Tuesday, January 15, 2013

10 Miles

I was looking forward to FreezeFest because Jason and I needed to have an in-depth conversation about my running goals.

I won't go into what those goals are, but I was not expecting his reaction.  After I went on and on about my options, and what if this and what if that and how should I do this, he said, "I don't like it."

"What??? I  thought you'd be encouraging this!"

"You have too much stress and anxiety.  You're putting too much pressure on yourself.  I don't want you running because you're following some schedule and scared to miss a day.  I want you running because you love it.  If this becomes an obligation, or if you can't keep up with the training, I'm afraid you're going to give up on running." 

I think he is both right and wrong.  My goals are ambitious, and it is entirely possible that I won't meet them and will get discouraged. But I'm going to keep my goals, and try to remain realistic.  And if it's not fun, I'll stop. 

Yesterday was fun. 

My training schedule had me running 5 miles.  There was anxiety going into yesterday's run for several reasons:

1. I didn't run during my vacation and wasn't sure how that would affect me.

2. I was behind a day; I was supposed to do that run over the weekend, but there was an ice situation.

3. My long run for the following weekend is 9 miles, and that was a really scary number for me since I'd never gone more than 7. 

I started running.  It was cold (18 degrees by the time I finished) and I was going slow.  But around Mile 3, it just felt so good.  I found a rhythm and didn't want to stop.  I started to consider doing more than 5 miles.  I thought, "What if I just go for it and do the 9 today?  That way it won't be stressing me out all week."  This felt audacious, especially considering I hadn't had any water all day (stupid Diet Coke), and my pre-run snack was some Cheetos.  But I thought, who cares, I'm just going to run until it doesn't feel good anymore.  If I can't do 9 today, I can try again this weekend.  I imagined I was Maniac Magee and ran and ran.

As I passed Mile 7, I started to grin.  This was unfamiliar territory.

At Mile 8, I thought, "You know, if I'm going to do 9, I might as well do 10.  That's a nice round number."

At Mile 8.5, my knee started to hurt and I thought, "Okay, I'm over this." But I was so close, I had to finish. 

And with Mumford and Sons as my accompaniment, I did finish.  With a huge smile on my face. 

I immediately called Jason, before I even got back in my apartment.  He was in his kayak on a lake in the Superstitions. (Jealous!!!)

"Jason!!!  I just ran 10 miles!!!"

"Hell yeah!"

"And I did it because it just felt so good to run."

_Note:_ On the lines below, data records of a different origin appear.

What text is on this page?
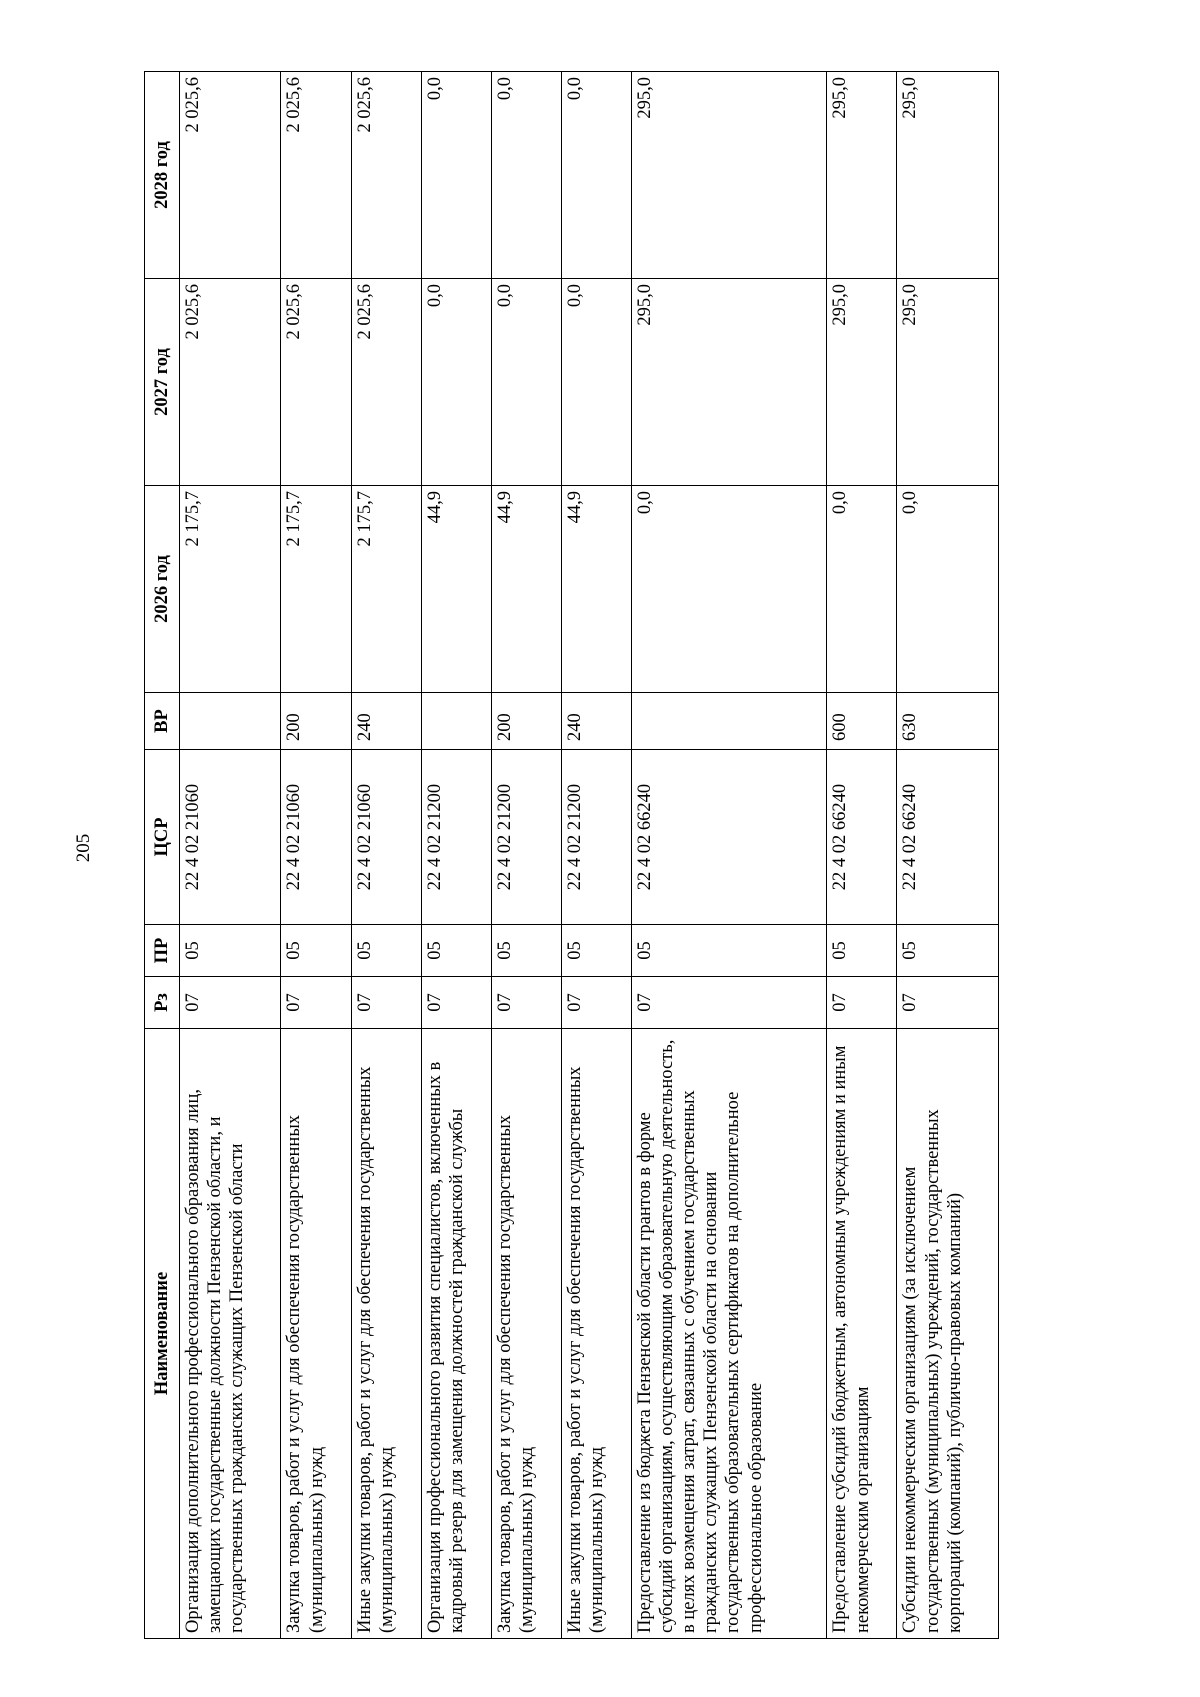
205
Наименование	Рз	ПР	ЦСР	ВР	2026 год	2027 год	2028 год
Организация дополнительного профессионального образования лиц, замещающих государственные должности Пензенской области, и государственных гражданских служащих Пензенской области	07	05	22 4 02 21060		2 175,7	2 025,6	2 025,6
Закупка товаров, работ и услуг для обеспечения государственных (муниципальных) нужд	07	05	22 4 02 21060	200	2 175,7	2 025,6	2 025,6
Иные закупки товаров, работ и услуг для обеспечения государственных (муниципальных) нужд	07	05	22 4 02 21060	240	2 175,7	2 025,6	2 025,6
Организация профессионального развития специалистов, включенных в кадровый резерв для замещения должностей гражданской службы	07	05	22 4 02 21200		44,9	0,0	0,0
Закупка товаров, работ и услуг для обеспечения государственных (муниципальных) нужд	07	05	22 4 02 21200	200	44,9	0,0	0,0
Иные закупки товаров, работ и услуг для обеспечения государственных (муниципальных) нужд	07	05	22 4 02 21200	240	44,9	0,0	0,0
Предоставление из бюджета Пензенской области грантов в форме субсидий организациям, осуществляющим образовательную деятельность, в целях возмещения затрат, связанных с обучением государственных гражданских служащих Пензенской области на основании государственных образовательных сертификатов на дополнительное профессиональное образование	07	05	22 4 02 66240		0,0	295,0	295,0
Предоставление субсидий бюджетным, автономным учреждениям и иным некоммерческим организациям	07	05	22 4 02 66240	600	0,0	295,0	295,0
Субсидии некоммерческим организациям (за исключением государственных (муниципальных) учреждений, государственных корпораций (компаний), публично-правовых компаний)	07	05	22 4 02 66240	630	0,0	295,0	295,0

"Good job!  I'm so proud of you!"

We're not going to talk about my time.  It was truly awful.  (Although, being so slow, I am impressed that I was able to run for so long!)  I honestly don't care about my time.  All I care about is getting those miles done.

It was a really amazing moment.  I am starting to feel legit.

I never thought I'd say this, but I f-ing love running.